La moglie, Marcellina Caronni, appunto. «Quando Mariani è arrivato alla fine dei suoi giorni, era il nipote a dover mantenere la memoria e l’eredità. Ma fu estromesso con delle decisioni che possono rappresentare un giallo». Poi la depressione, la guerra, il carattere: le carte e le opere di Mariani finiscono sul mercato per fare cassa, al contrario delle decisioni di altre mogli di artisti dell’Ottocento che hanno custodito con cura la dimensione artistica ereditata (quella di Boldini, appunto, quella di De Nittis).
«Così la sua fama è rimasta intaccata negli anni.

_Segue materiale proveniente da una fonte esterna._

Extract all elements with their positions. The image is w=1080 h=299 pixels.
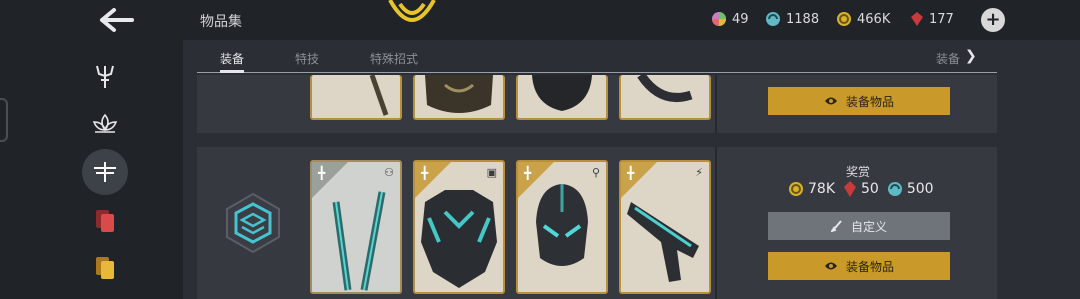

Tutti nell’Ottocento producevano tantissimo, ma non facevano uscire tutto, inclusi i bozzetti», così come è stato, causa la moglie, per Mariani.
«Sono monzese. Quando ho scelto un tema per il dottorato, ho pensato Mariani. Avevo capito che qualcosa sfuggiva. Lui ha sempre avuto sul mercato un grande successo: ancora oggi accade nelle aste. Perché pittore sempre estremamente piacevole, gioioso. Nel 2010 ho avuto piccola intuizione: vediamo chi era davvero. E sono andato a leggere una mole di lavori fatti su di lui. Era stato scritto molto, ma male e non in modo verificato. Alla fine ho trovato i parenti di sangue. Che avevano le carte: centinaia di migliaia di lettere autografe, libri, appunti, testi originali». Che hanno restituito un altro Mariani, quello descritto nella monografia.

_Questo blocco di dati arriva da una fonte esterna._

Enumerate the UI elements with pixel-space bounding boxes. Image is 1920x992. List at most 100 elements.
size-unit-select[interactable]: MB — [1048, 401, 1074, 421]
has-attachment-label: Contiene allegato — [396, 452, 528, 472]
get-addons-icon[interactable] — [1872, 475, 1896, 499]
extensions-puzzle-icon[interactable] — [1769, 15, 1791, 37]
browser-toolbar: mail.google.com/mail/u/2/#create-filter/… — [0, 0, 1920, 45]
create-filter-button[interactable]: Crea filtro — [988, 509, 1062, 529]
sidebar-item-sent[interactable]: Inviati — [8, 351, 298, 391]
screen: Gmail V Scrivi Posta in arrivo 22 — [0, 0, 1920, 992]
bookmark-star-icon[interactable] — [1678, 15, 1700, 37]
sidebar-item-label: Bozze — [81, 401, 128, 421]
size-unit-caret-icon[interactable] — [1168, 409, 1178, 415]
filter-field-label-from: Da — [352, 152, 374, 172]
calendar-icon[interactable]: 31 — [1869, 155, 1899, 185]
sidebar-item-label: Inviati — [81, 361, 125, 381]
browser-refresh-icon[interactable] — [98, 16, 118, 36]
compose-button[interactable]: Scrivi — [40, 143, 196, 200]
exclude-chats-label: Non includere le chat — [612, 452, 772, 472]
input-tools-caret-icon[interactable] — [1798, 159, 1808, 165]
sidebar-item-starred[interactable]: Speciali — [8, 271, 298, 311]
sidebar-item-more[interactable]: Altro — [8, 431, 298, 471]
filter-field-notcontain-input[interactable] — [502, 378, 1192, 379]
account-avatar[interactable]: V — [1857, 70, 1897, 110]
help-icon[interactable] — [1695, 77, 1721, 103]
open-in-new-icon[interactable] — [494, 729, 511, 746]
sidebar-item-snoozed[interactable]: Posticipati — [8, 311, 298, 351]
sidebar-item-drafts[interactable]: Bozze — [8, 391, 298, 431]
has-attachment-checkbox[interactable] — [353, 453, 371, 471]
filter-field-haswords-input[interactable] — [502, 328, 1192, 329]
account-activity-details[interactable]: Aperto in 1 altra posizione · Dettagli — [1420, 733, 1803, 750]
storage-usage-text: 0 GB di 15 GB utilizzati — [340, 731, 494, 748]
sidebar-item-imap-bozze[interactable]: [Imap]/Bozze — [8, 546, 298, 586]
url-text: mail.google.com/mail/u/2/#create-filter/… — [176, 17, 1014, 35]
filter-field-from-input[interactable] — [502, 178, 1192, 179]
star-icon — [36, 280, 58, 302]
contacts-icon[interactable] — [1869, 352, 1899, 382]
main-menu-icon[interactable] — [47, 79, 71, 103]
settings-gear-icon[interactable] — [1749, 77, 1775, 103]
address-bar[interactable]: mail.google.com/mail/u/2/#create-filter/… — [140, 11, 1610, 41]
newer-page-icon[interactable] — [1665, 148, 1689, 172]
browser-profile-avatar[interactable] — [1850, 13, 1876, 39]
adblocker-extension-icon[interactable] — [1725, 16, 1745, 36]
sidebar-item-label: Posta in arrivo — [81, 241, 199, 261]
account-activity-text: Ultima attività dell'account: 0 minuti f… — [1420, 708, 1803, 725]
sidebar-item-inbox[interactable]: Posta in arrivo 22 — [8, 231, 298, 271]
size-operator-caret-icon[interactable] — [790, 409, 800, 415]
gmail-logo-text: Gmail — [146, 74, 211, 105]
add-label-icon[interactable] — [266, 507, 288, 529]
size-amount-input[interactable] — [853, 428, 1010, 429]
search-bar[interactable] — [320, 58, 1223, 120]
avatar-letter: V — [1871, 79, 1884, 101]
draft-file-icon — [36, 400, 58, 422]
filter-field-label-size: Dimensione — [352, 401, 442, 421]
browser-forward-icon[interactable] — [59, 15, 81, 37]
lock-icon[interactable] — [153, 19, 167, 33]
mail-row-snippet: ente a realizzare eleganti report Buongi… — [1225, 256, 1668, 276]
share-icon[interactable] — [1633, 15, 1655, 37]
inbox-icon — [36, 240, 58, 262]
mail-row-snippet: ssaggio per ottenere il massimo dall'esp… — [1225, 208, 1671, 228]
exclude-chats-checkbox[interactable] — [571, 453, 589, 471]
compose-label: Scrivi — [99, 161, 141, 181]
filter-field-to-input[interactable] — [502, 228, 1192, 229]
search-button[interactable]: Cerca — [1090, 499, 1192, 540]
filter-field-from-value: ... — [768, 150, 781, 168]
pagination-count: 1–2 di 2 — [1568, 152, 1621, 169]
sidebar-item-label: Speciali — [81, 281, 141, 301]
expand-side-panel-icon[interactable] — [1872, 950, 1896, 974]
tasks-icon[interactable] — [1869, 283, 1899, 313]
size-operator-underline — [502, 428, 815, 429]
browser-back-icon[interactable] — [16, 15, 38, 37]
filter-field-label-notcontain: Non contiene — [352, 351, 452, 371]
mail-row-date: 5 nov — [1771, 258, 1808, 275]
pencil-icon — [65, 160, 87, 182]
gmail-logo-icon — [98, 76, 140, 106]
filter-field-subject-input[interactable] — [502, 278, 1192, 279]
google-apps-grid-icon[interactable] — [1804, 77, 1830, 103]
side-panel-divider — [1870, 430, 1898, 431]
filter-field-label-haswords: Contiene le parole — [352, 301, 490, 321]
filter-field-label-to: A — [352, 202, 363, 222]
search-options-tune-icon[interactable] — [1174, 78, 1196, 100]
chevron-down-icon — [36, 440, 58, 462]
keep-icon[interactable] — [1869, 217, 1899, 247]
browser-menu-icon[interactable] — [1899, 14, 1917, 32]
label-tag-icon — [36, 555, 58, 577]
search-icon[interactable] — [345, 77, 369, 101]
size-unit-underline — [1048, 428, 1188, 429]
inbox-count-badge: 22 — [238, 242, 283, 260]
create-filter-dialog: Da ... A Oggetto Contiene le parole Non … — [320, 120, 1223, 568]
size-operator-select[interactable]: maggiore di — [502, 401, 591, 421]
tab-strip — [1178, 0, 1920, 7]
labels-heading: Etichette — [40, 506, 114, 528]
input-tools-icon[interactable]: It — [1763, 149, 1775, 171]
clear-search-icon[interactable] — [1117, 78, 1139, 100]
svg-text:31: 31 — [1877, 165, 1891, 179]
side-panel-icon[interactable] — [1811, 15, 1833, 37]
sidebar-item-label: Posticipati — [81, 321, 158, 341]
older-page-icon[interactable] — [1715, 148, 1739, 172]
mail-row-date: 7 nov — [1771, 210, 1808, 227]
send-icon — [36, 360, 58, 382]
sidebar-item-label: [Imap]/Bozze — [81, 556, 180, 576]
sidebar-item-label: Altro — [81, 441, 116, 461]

Vittima della dispersione della sua eredità. Vittima dei falsari: «Ce ne sono tantissime, di opere non autentiche: i falsi veri – uno famoso di Lesmo, per esempio – e tantissime opere probabilmente completante dai bozzetti dell’autore».
«Da quando siamo nati noi (l’Archivio Pompeo Mariani, nel 2015, ndr) le cose sono cambiate. Oltre a fare testi, conferenze e molto altro, siamo stati contattati dal nucleo patrimonio artistico: abbiamo periziato per i carabinieri diverse opere» racconta ancora Paolo Lunardi Versienti. Cosa serve ora, per restituire a Pompeo Mariani il suo ruolo? «Una pulizia, intanto: chiarezza etica e tecnico-artistica. Ci che è vero e vero, quel che è falso è falso, se sono opere completate su bozzetti, vanno raccontate come tali. Cosa bisognerebbe fare poi? Organizzare una grande mostra monografica su Pompeo Mariani, ma servono molti soldi e un’istituzione disposta ad accettare, anche investendoci».
Da sabato 16 novembre a lunedì 6 gennaio ai Musei civici di via Teodolinda a Monza sarà esposto l’inedito di Pompeo Mariani “Ritratto del nipote Giovanni” del 1905, concesso in prestito dall’Archivio Pompeo Mariani.